Meals were served using only disposable materials, to reduce the risk of virus transmission. Some foods, such as meats, were cut into bite-sized portions in the kitchen before delivery.
“We are all human, but different things comfort and heal us,” said Martin.
“We found a balance of caring for these patients while still following all the safety measures.”
“Normally, loved ones are in the rooms to help with the meals, but that was not the case for these patients. Sometimes, patients were too weak to cut their own food, so we did that for them to make sure we were doing everything we could to help them eat and heal.”
The seven tea kettles were part of that process.
“In Chinese tradition, they do not drink cold or room temperature water, only hot water. In talking with the patients, we realized they were being served cold water,” said Angelocci.Tea kettles were purchased. Patients soon received their water hot, served with sides of lemon and ginger. Patient Experience staff added to the efforts, delivering floral arrangements to brighten up rooms and power cords, chargers and coloring books to help patients stay connected to the outside world and pass the time.
“We always teach our staff one word: the Japanese term, ‘gemba’,” said Angelocci.

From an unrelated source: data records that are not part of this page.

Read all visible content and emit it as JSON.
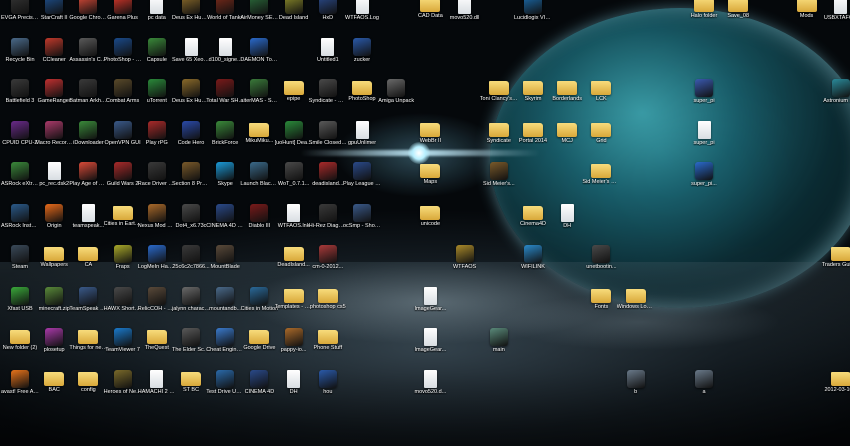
{
  "icons": [
    {
      "label": "EVGA Precision X",
      "col": 0,
      "row": 0,
      "kind": "app",
      "color": "#333333"
    },
    {
      "label": "StarCraft II",
      "col": 1,
      "row": 0,
      "kind": "app",
      "color": "#1d4f8c"
    },
    {
      "label": "Google Chrome",
      "col": 2,
      "row": 0,
      "kind": "app",
      "color": "#d94a38"
    },
    {
      "label": "Garena Plus",
      "col": 3,
      "row": 0,
      "kind": "app",
      "color": "#d8362a"
    },
    {
      "label": "pc data",
      "col": 4,
      "row": 0,
      "kind": "doc",
      "color": "#ffffff"
    },
    {
      "label": "Deus Ex Human R...",
      "col": 5,
      "row": 0,
      "kind": "app",
      "color": "#8a6a2a"
    },
    {
      "label": "World of Tanks",
      "col": 6,
      "row": 0,
      "kind": "app",
      "color": "#7a2a1a"
    },
    {
      "label": "AirMoney SE v7.38",
      "col": 7,
      "row": 0,
      "kind": "app",
      "color": "#2a6a3a"
    },
    {
      "label": "Dead Island",
      "col": 8,
      "row": 0,
      "kind": "app",
      "color": "#8a8a2a"
    },
    {
      "label": "HxD",
      "col": 9,
      "row": 0,
      "kind": "app",
      "color": "#2a4a8a"
    },
    {
      "label": "WTFAOS.Log",
      "col": 10,
      "row": 0,
      "kind": "doc",
      "color": "#ffffff"
    },
    {
      "label": "CAD Data",
      "col": 12,
      "row": 0,
      "kind": "folder",
      "color": "#e8c25a"
    },
    {
      "label": "movo520.dll",
      "col": 13,
      "row": 0,
      "kind": "doc",
      "color": "#ffffff"
    },
    {
      "label": "Lucidlogix VIRTU Settings",
      "col": 15,
      "row": 0,
      "kind": "app",
      "color": "#1a6aaa"
    },
    {
      "label": "Halo folder",
      "col": 20,
      "row": 0,
      "kind": "folder",
      "color": "#e8c25a"
    },
    {
      "label": "Save_08",
      "col": 21,
      "row": 0,
      "kind": "folder",
      "color": "#e8c25a"
    },
    {
      "label": "Mods",
      "col": 23,
      "row": 0,
      "kind": "folder",
      "color": "#e8c25a"
    },
    {
      "label": "USBXTAFG...",
      "col": 24,
      "row": 0,
      "kind": "doc",
      "color": "#ffffff"
    },
    {
      "label": "Recycle Bin",
      "col": 0,
      "row": 1,
      "kind": "app",
      "color": "#4a6a8a"
    },
    {
      "label": "CCleaner",
      "col": 1,
      "row": 1,
      "kind": "app",
      "color": "#c0392b"
    },
    {
      "label": "Assassin's Creed Re...",
      "col": 2,
      "row": 1,
      "kind": "app",
      "color": "#5a5a5a"
    },
    {
      "label": "PhotoShop - Shortcut",
      "col": 3,
      "row": 1,
      "kind": "app",
      "color": "#1a4a8a"
    },
    {
      "label": "Capsule",
      "col": 4,
      "row": 1,
      "kind": "app",
      "color": "#3a8a3a"
    },
    {
      "label": "Save 65 Xeon San...",
      "col": 5,
      "row": 1,
      "kind": "doc",
      "color": "#ffffff"
    },
    {
      "label": "d100_signe...",
      "col": 6,
      "row": 1,
      "kind": "doc",
      "color": "#ffffff"
    },
    {
      "label": "DAEMON Tools Lite",
      "col": 7,
      "row": 1,
      "kind": "app",
      "color": "#2a6acc"
    },
    {
      "label": "Untitled1",
      "col": 9,
      "row": 1,
      "kind": "doc",
      "color": "#ffffff"
    },
    {
      "label": "zucker",
      "col": 10,
      "row": 1,
      "kind": "app",
      "color": "#2a5aaa"
    },
    {
      "label": "Battlefield 3",
      "col": 0,
      "row": 2,
      "kind": "app",
      "color": "#3a3a3a"
    },
    {
      "label": "GameRanger",
      "col": 1,
      "row": 2,
      "kind": "app",
      "color": "#c03030"
    },
    {
      "label": "Batman Arkham City",
      "col": 2,
      "row": 2,
      "kind": "app",
      "color": "#3a3a3a"
    },
    {
      "label": "Combat Arms",
      "col": 3,
      "row": 2,
      "kind": "app",
      "color": "#5a4a2a"
    },
    {
      "label": "uTorrent",
      "col": 4,
      "row": 2,
      "kind": "app",
      "color": "#2a8a3a"
    },
    {
      "label": "Deus Ex Human Re...",
      "col": 5,
      "row": 2,
      "kind": "app",
      "color": "#8a6a2a"
    },
    {
      "label": "Total War SHOGUN 2",
      "col": 6,
      "row": 2,
      "kind": "app",
      "color": "#7a1a1a"
    },
    {
      "label": "aiterMAS - Shortcut",
      "col": 7,
      "row": 2,
      "kind": "app",
      "color": "#3a7a3a"
    },
    {
      "label": "epipe",
      "col": 8,
      "row": 2,
      "kind": "folder",
      "color": "#e8c25a"
    },
    {
      "label": "Syndicate - Shortcut",
      "col": 9,
      "row": 2,
      "kind": "app",
      "color": "#4a4a4a"
    },
    {
      "label": "PhotoShop",
      "col": 10,
      "row": 2,
      "kind": "folder",
      "color": "#e8c25a"
    },
    {
      "label": "Amiga Unpack",
      "col": 11,
      "row": 2,
      "kind": "app",
      "color": "#6a6a6a"
    },
    {
      "label": "Toni Clancy's H.A.W.X",
      "col": 14,
      "row": 2,
      "kind": "folder",
      "color": "#e8c25a"
    },
    {
      "label": "Skyrim",
      "col": 15,
      "row": 2,
      "kind": "folder",
      "color": "#e8c25a"
    },
    {
      "label": "Borderlands",
      "col": 16,
      "row": 2,
      "kind": "folder",
      "color": "#e8c25a"
    },
    {
      "label": "LCK",
      "col": 17,
      "row": 2,
      "kind": "folder",
      "color": "#e8c25a"
    },
    {
      "label": "super_pi",
      "col": 20,
      "row": 2,
      "kind": "app",
      "color": "#3a5ab0"
    },
    {
      "label": "Astronium Lite",
      "col": 24,
      "row": 2,
      "kind": "app",
      "color": "#2a8a9a"
    },
    {
      "label": "CPUID CPU-Z",
      "col": 0,
      "row": 3,
      "kind": "app",
      "color": "#6a2a8a"
    },
    {
      "label": "Macro Recorder",
      "col": 1,
      "row": 3,
      "kind": "app",
      "color": "#aa3a6a"
    },
    {
      "label": "iDownloader",
      "col": 2,
      "row": 3,
      "kind": "app",
      "color": "#3a8a3a"
    },
    {
      "label": "OpenVPN GUI",
      "col": 3,
      "row": 3,
      "kind": "app",
      "color": "#3a5a8a"
    },
    {
      "label": "Play rPG",
      "col": 4,
      "row": 3,
      "kind": "app",
      "color": "#aa2a2a"
    },
    {
      "label": "Code Hero",
      "col": 5,
      "row": 3,
      "kind": "app",
      "color": "#2a4aaa"
    },
    {
      "label": "BrickForce",
      "col": 6,
      "row": 3,
      "kind": "app",
      "color": "#3a8a3a"
    },
    {
      "label": "MikuMiku...",
      "col": 7,
      "row": 3,
      "kind": "folder",
      "color": "#e8c25a"
    },
    {
      "label": "[uoHunt] DeadIsland...",
      "col": 8,
      "row": 3,
      "kind": "app",
      "color": "#2a8a3a"
    },
    {
      "label": "Smile Closed Beta",
      "col": 9,
      "row": 3,
      "kind": "app",
      "color": "#5a5a5a"
    },
    {
      "label": "gpuUnlimer",
      "col": 10,
      "row": 3,
      "kind": "doc",
      "color": "#ffffff"
    },
    {
      "label": "WebBr II",
      "col": 12,
      "row": 3,
      "kind": "folder",
      "color": "#e8c25a"
    },
    {
      "label": "Syndicate",
      "col": 14,
      "row": 3,
      "kind": "folder",
      "color": "#e8c25a"
    },
    {
      "label": "Portal 2014",
      "col": 15,
      "row": 3,
      "kind": "folder",
      "color": "#e8c25a"
    },
    {
      "label": "MCJ",
      "col": 16,
      "row": 3,
      "kind": "folder",
      "color": "#e8c25a"
    },
    {
      "label": "Grid",
      "col": 17,
      "row": 3,
      "kind": "folder",
      "color": "#e8c25a"
    },
    {
      "label": "super_pi",
      "col": 20,
      "row": 3,
      "kind": "doc",
      "color": "#ffffff"
    },
    {
      "label": "ASRock eXtre...",
      "col": 0,
      "row": 4,
      "kind": "app",
      "color": "#3a8a3a"
    },
    {
      "label": "pc_rec.dsk2",
      "col": 1,
      "row": 4,
      "kind": "doc",
      "color": "#ffffff"
    },
    {
      "label": "Play Age of Empires",
      "col": 2,
      "row": 4,
      "kind": "app",
      "color": "#d94a38"
    },
    {
      "label": "Guild Wars 2",
      "col": 3,
      "row": 4,
      "kind": "app",
      "color": "#aa2a2a"
    },
    {
      "label": "Race Driver GRID",
      "col": 4,
      "row": 4,
      "kind": "app",
      "color": "#3a3a3a"
    },
    {
      "label": "Section 8 Prejudice",
      "col": 5,
      "row": 4,
      "kind": "app",
      "color": "#7a5a2a"
    },
    {
      "label": "Skype",
      "col": 6,
      "row": 4,
      "kind": "app",
      "color": "#1a9ad8"
    },
    {
      "label": "Launch Blacklight",
      "col": 7,
      "row": 4,
      "kind": "app",
      "color": "#3a6a8a"
    },
    {
      "label": "WoT_0.7.1...",
      "col": 8,
      "row": 4,
      "kind": "app",
      "color": "#4a4a4a"
    },
    {
      "label": "deadisland...",
      "col": 9,
      "row": 4,
      "kind": "app",
      "color": "#aa2a2a"
    },
    {
      "label": "Play League of Legends",
      "col": 10,
      "row": 4,
      "kind": "app",
      "color": "#2a4a8a"
    },
    {
      "label": "Maps",
      "col": 12,
      "row": 4,
      "kind": "folder",
      "color": "#e8c25a"
    },
    {
      "label": "Sid Meier's...",
      "col": 14,
      "row": 4,
      "kind": "app",
      "color": "#7a5a2a"
    },
    {
      "label": "Sid Meier's Civilization V",
      "col": 17,
      "row": 4,
      "kind": "folder",
      "color": "#e8c25a"
    },
    {
      "label": "super_pi...",
      "col": 20,
      "row": 4,
      "kind": "app",
      "color": "#2a6acc"
    },
    {
      "label": "ASRock InstantBoot",
      "col": 0,
      "row": 5,
      "kind": "app",
      "color": "#2a5a8a"
    },
    {
      "label": "Origin",
      "col": 1,
      "row": 5,
      "kind": "app",
      "color": "#e86a1a"
    },
    {
      "label": "teamspeak...",
      "col": 2,
      "row": 5,
      "kind": "doc",
      "color": "#ffffff"
    },
    {
      "label": "Cities in Earth 3D",
      "col": 3,
      "row": 5,
      "kind": "folder",
      "color": "#e8c25a"
    },
    {
      "label": "Nexus Mod Manager",
      "col": 4,
      "row": 5,
      "kind": "app",
      "color": "#aa6a2a"
    },
    {
      "label": "Dot4_x6.73c",
      "col": 5,
      "row": 5,
      "kind": "app",
      "color": "#4a4a4a"
    },
    {
      "label": "CINEMA 4D 64 Bit",
      "col": 6,
      "row": 5,
      "kind": "app",
      "color": "#2a4a8a"
    },
    {
      "label": "Diablo III",
      "col": 7,
      "row": 5,
      "kind": "app",
      "color": "#7a1a1a"
    },
    {
      "label": "WTFAOS.lnk",
      "col": 8,
      "row": 5,
      "kind": "doc",
      "color": "#ffffff"
    },
    {
      "label": "Hi-Rez Diagnostic...",
      "col": 9,
      "row": 5,
      "kind": "app",
      "color": "#3a3a3a"
    },
    {
      "label": "ocSmp - Shortcut",
      "col": 10,
      "row": 5,
      "kind": "app",
      "color": "#3a5a8a"
    },
    {
      "label": "unicode",
      "col": 12,
      "row": 5,
      "kind": "folder",
      "color": "#e8c25a"
    },
    {
      "label": "Cinema4D",
      "col": 15,
      "row": 5,
      "kind": "folder",
      "color": "#e8c25a"
    },
    {
      "label": "DH",
      "col": 16,
      "row": 5,
      "kind": "doc",
      "color": "#ffffff"
    },
    {
      "label": "Steam",
      "col": 0,
      "row": 6,
      "kind": "app",
      "color": "#3a4a5a"
    },
    {
      "label": "Wallpapers",
      "col": 1,
      "row": 6,
      "kind": "folder",
      "color": "#e8c25a"
    },
    {
      "label": "CA",
      "col": 2,
      "row": 6,
      "kind": "folder",
      "color": "#e8c25a"
    },
    {
      "label": "Fraps",
      "col": 3,
      "row": 6,
      "kind": "app",
      "color": "#aaaa2a"
    },
    {
      "label": "LogMeIn Hamachi",
      "col": 4,
      "row": 6,
      "kind": "app",
      "color": "#2a6acc"
    },
    {
      "label": "25c6c2c7866...",
      "col": 5,
      "row": 6,
      "kind": "app",
      "color": "#3a3a3a"
    },
    {
      "label": "MountBlade",
      "col": 6,
      "row": 6,
      "kind": "app",
      "color": "#5a4a3a"
    },
    {
      "label": "DeadIsland...",
      "col": 8,
      "row": 6,
      "kind": "folder",
      "color": "#e8c25a"
    },
    {
      "label": "cm-0-2012...",
      "col": 9,
      "row": 6,
      "kind": "app",
      "color": "#aa3a3a"
    },
    {
      "label": "WTFAOS",
      "col": 13,
      "row": 6,
      "kind": "app",
      "color": "#aa8a2a"
    },
    {
      "label": "WIFILINK",
      "col": 15,
      "row": 6,
      "kind": "app",
      "color": "#2a8acc"
    },
    {
      "label": "unetbootin...",
      "col": 17,
      "row": 6,
      "kind": "app",
      "color": "#4a4a4a"
    },
    {
      "label": "Traders Guild Game #3",
      "col": 24,
      "row": 6,
      "kind": "folder",
      "color": "#e8c25a"
    },
    {
      "label": "Xfast USB",
      "col": 0,
      "row": 7,
      "kind": "app",
      "color": "#3aaa3a"
    },
    {
      "label": "minecraft.zip",
      "col": 1,
      "row": 7,
      "kind": "app",
      "color": "#5a8a3a"
    },
    {
      "label": "TeamSpeak 3 Client",
      "col": 2,
      "row": 7,
      "kind": "app",
      "color": "#3a5a8a"
    },
    {
      "label": "HAWX Shortcut",
      "col": 3,
      "row": 7,
      "kind": "app",
      "color": "#4a4a4a"
    },
    {
      "label": "RelicCOH - Shortcut",
      "col": 4,
      "row": 7,
      "kind": "app",
      "color": "#5a4a3a"
    },
    {
      "label": "jalynn character",
      "col": 5,
      "row": 7,
      "kind": "app",
      "color": "#6a6a6a"
    },
    {
      "label": "mountandb...",
      "col": 6,
      "row": 7,
      "kind": "app",
      "color": "#4a6a8a"
    },
    {
      "label": "Cities in Motion",
      "col": 7,
      "row": 7,
      "kind": "app",
      "color": "#2a6a9a"
    },
    {
      "label": "Templates - Shortcut",
      "col": 8,
      "row": 7,
      "kind": "folder",
      "color": "#e8c25a"
    },
    {
      "label": "photoshop cs5",
      "col": 9,
      "row": 7,
      "kind": "folder",
      "color": "#e8c25a"
    },
    {
      "label": "ImageGear...",
      "col": 12,
      "row": 7,
      "kind": "doc",
      "color": "#ffffff"
    },
    {
      "label": "Fonts",
      "col": 17,
      "row": 7,
      "kind": "folder",
      "color": "#e8c25a"
    },
    {
      "label": "Windows Loader",
      "col": 18,
      "row": 7,
      "kind": "folder",
      "color": "#e8c25a"
    },
    {
      "label": "New folder (2)",
      "col": 0,
      "row": 8,
      "kind": "folder",
      "color": "#e8c25a"
    },
    {
      "label": "plosetup",
      "col": 1,
      "row": 8,
      "kind": "app",
      "color": "#aa3aaa"
    },
    {
      "label": "Things for new PC",
      "col": 2,
      "row": 8,
      "kind": "folder",
      "color": "#e8c25a"
    },
    {
      "label": "TeamViewer 7",
      "col": 3,
      "row": 8,
      "kind": "app",
      "color": "#1a7acc"
    },
    {
      "label": "TheQuest",
      "col": 4,
      "row": 8,
      "kind": "folder",
      "color": "#e8c25a"
    },
    {
      "label": "The Elder Scrolls ...",
      "col": 5,
      "row": 8,
      "kind": "app",
      "color": "#5a5a5a"
    },
    {
      "label": "Cheat Engine 6.1",
      "col": 6,
      "row": 8,
      "kind": "app",
      "color": "#3a7acc"
    },
    {
      "label": "Google Drive",
      "col": 7,
      "row": 8,
      "kind": "folder",
      "color": "#e8c25a"
    },
    {
      "label": "pappy-io...",
      "col": 8,
      "row": 8,
      "kind": "app",
      "color": "#aa6a2a"
    },
    {
      "label": "Phone Stuff",
      "col": 9,
      "row": 8,
      "kind": "folder",
      "color": "#e8c25a"
    },
    {
      "label": "ImageGear...",
      "col": 12,
      "row": 8,
      "kind": "doc",
      "color": "#ffffff"
    },
    {
      "label": "main",
      "col": 14,
      "row": 8,
      "kind": "app",
      "color": "#5a8a7a"
    },
    {
      "label": "avast! Free Antivirus",
      "col": 0,
      "row": 9,
      "kind": "app",
      "color": "#e8731a"
    },
    {
      "label": "BAC",
      "col": 1,
      "row": 9,
      "kind": "folder",
      "color": "#e8c25a"
    },
    {
      "label": "config",
      "col": 2,
      "row": 9,
      "kind": "folder",
      "color": "#e8c25a"
    },
    {
      "label": "Heroes of Newerth",
      "col": 3,
      "row": 9,
      "kind": "app",
      "color": "#7a6a2a"
    },
    {
      "label": "HAMACHI 2 BAND...",
      "col": 4,
      "row": 9,
      "kind": "doc",
      "color": "#ffffff"
    },
    {
      "label": "ST BC",
      "col": 5,
      "row": 9,
      "kind": "folder",
      "color": "#e8c25a"
    },
    {
      "label": "Test Drive Unlimited 2",
      "col": 6,
      "row": 9,
      "kind": "app",
      "color": "#2a6aaa"
    },
    {
      "label": "CINEMA 4D",
      "col": 7,
      "row": 9,
      "kind": "app",
      "color": "#2a4a8a"
    },
    {
      "label": "DH",
      "col": 8,
      "row": 9,
      "kind": "doc",
      "color": "#ffffff"
    },
    {
      "label": "hou",
      "col": 9,
      "row": 9,
      "kind": "app",
      "color": "#2a5aaa"
    },
    {
      "label": "movo520.d...",
      "col": 12,
      "row": 9,
      "kind": "doc",
      "color": "#ffffff"
    },
    {
      "label": "b",
      "col": 18,
      "row": 9,
      "kind": "app",
      "color": "#6a7a8a"
    },
    {
      "label": "a",
      "col": 20,
      "row": 9,
      "kind": "app",
      "color": "#6a7a8a"
    },
    {
      "label": "2012-03-10...",
      "col": 24,
      "row": 9,
      "kind": "folder",
      "color": "#e8c25a"
    }
  ]
}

“It means ‘the place where value is created.’ In practical terms,” said Angelocci, “it means to ‘see, show respect, and ask why.’ It meant the world to patients and staff.”
— Jill Martin
— Kevin Kwak, MD
Collaboration, Communication, Coordination
He said most of the Wuhan patients’ symptoms were mild, but he spent considerable time trying to alleviate their uneasiness.
“As physicians, we were still learning about the trajectory of the virus. We were trying to address the patients’ questions, even though we didn’t know all the answers. The main questions were: Am I going to be okay? When will I be able to go home? I could only tell them with confidence that we were working around the clock to provide the highest quality of care. We were gathering as much information as possible and adapting.”
All of the Wuhan patients were discharged a week or so after admittance to continue their recoveries with family and friends. By then, however, COVID-19 cases were appearing among local residents. At Hillcrest and Jacobs Medical Center in La Jolla, long-term COVID-19 units were set up for patients from the San Diego community.
“Back in February 2020, all we knew about the virus was that it was respiratory, but we weren’t sure how it was being transmitted,” said Dante Segundo, RN, MSN, nurse manager at UC San Diego Health.
The rising number of local cases prompted massive organizational changes.
“We transitioned from a relatively contained situation with the patients from Wuhan to one that was now affecting the community at large. Our entire hospital system had to pivot.”
Processes, from testing and treatment plans to managing huge volumes of lab work, were refined daily, often spurred by evolving CDC guidelines.
“We were all learning about the swab tests, waiting three to four days for test results (from the CDC in Atlanta) and understanding what PPE we should be wearing,” said Kwak. “There were so many uncertainties at that time, but we were all incredibly focused while collaborating, coordinating and communicating.”